Sifat dinamis dan elastis ini dapat
kita lihat pada kehidupan sehari-hari. Sebagai contohnya adalah jual beli yang sesuai
dengan syariat Islam. Pada masa Rasulullah, jual beli dilakukan dengan saling
tatap muka, artinya antara si penjual dan si pembeli saling bertemu untuk
melakukan akad. Tetapi pada zaman sekarang ini, jual beli bahkan tanpa hadirnya
salah satu orang tersebut bisa dilakukan seperti di Swalayan, Plaza, Mall, dan
sebagainya. Nah, dari persoalan ini bagaimana kedudukan hukum Islam menanggapi
sistem seperti ini agar jual beli itu sesuai dengan syari’at Islam. Untuk itu,
perlu adanya hukum asal/nash yang menerangkan jual beli. Diantaranya Q.S.
Al-Baqarah : 275 dan 282, An-Nisa’ : 29, Al-Jum’ah : 9.
“Allah menghalalkan jual beli dan
mengharamkan riba.”
Prinsip dihalalkannya jual beli dari
ayat-ayat tersebut adalah adanya kerelaan antara kedua belah pihak, bukan
termasuk riba, tidak dilakukan pada waktu Jum’at, dan sebagainya. Fathurrahman
Djamil mengatakan bahwa “Ijab dan Qabul dalam jual beli adalah untuk
menunjukkan prinsip an taradhin. Ketika prinsip tersebut terpenuhi,
meski tanpa lafal ijab dan qabul seperti ketika masuk plaza, maka hukumnya
sah.”
C. Sistematis
Hukum Islam memiliki sifat yang
sistematis, artinya bahwa hukum Islam itu mencerminkan sejumlah ajaran yang
sangat bertalian. Beberapa diantaranya saling berhubungan antara satu dengan
yang lainnya. Contohnya saja wajibnya hukum shalat tidak terpisahkan dengan
wajibnya hukum zakat. Itu menunjukkan bahwa Islam tidak hanya mengajarkan aspek
kebatinan saja yang mengutamakan hal-hal ukhrawi tetapi juga diperintahkan
untuk mencapai aspek keduniaan.[5]
Al-Qur’an menyebutkan :
اعمل
لدنياك كانك تعيش ابدا واعمل لاخرتك كأنك تموت غدا
Artinya : “Bekerjalah kamu untuk
kepentingan duniawimu seakan-akan kamu akan hidup selamanya dan bekerjalah kamu
untuk kepentingan ukhrawimu seakan-akan kamu akan mati besok.”
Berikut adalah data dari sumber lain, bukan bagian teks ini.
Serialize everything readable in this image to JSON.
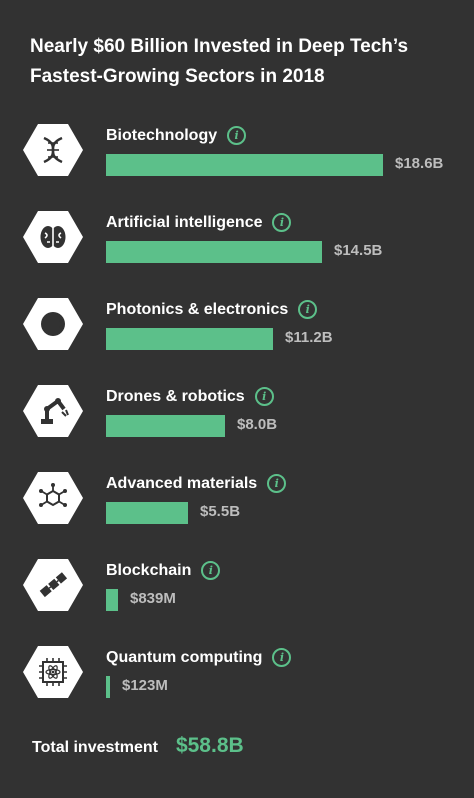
{
  "chart_data": {
    "type": "bar",
    "orientation": "horizontal",
    "title_lines": [
      "Nearly $60 Billion Invested in Deep Tech’s",
      "Fastest-Growing Sectors in 2018"
    ],
    "categories": [
      "Biotechnology",
      "Artificial intelligence",
      "Photonics & electronics",
      "Drones & robotics",
      "Advanced materials",
      "Blockchain",
      "Quantum computing"
    ],
    "values": [
      18.6,
      14.5,
      11.2,
      8.0,
      5.5,
      0.839,
      0.123
    ],
    "value_labels": [
      "$18.6B",
      "$14.5B",
      "$11.2B",
      "$8.0B",
      "$5.5B",
      "$839M",
      "$123M"
    ],
    "unit": "billion USD",
    "icons": [
      "dna-icon",
      "brain-icon",
      "chip-icon",
      "robot-arm-icon",
      "molecule-icon",
      "blockchain-icon",
      "quantum-chip-icon"
    ],
    "info_glyph": "i",
    "bar_color": "#5cc08a",
    "grid": false
  },
  "total": {
    "label": "Total investment",
    "value": "$58.8B"
  },
  "colors": {
    "background": "#323232",
    "accent": "#5cc08a",
    "value_text": "#bdbdbd"
  }
}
Fathurrahman Djamil mengungkapkan
bahwa “hukum Islam senantiasa berhubungan satu dengan yang lainnya. Hukum Islam
tidak bisa dilaksanakan apabila diterapkan hanya sebagian dan ditinggalkan
sebagian yang lain.” Seperti halnya ayat di atas, kita dapat menganalisa bahwa
apabila kita hanya selalu beribadah untuk mencapai akhirat dengan mengabaikan
hal-hal keduniaan, pasti pencapaian tersebut tidak akan terwujud. Karena untuk
menuju kehidupan akhirat itu tentu kita harus menjalani kehidupan dunia ini.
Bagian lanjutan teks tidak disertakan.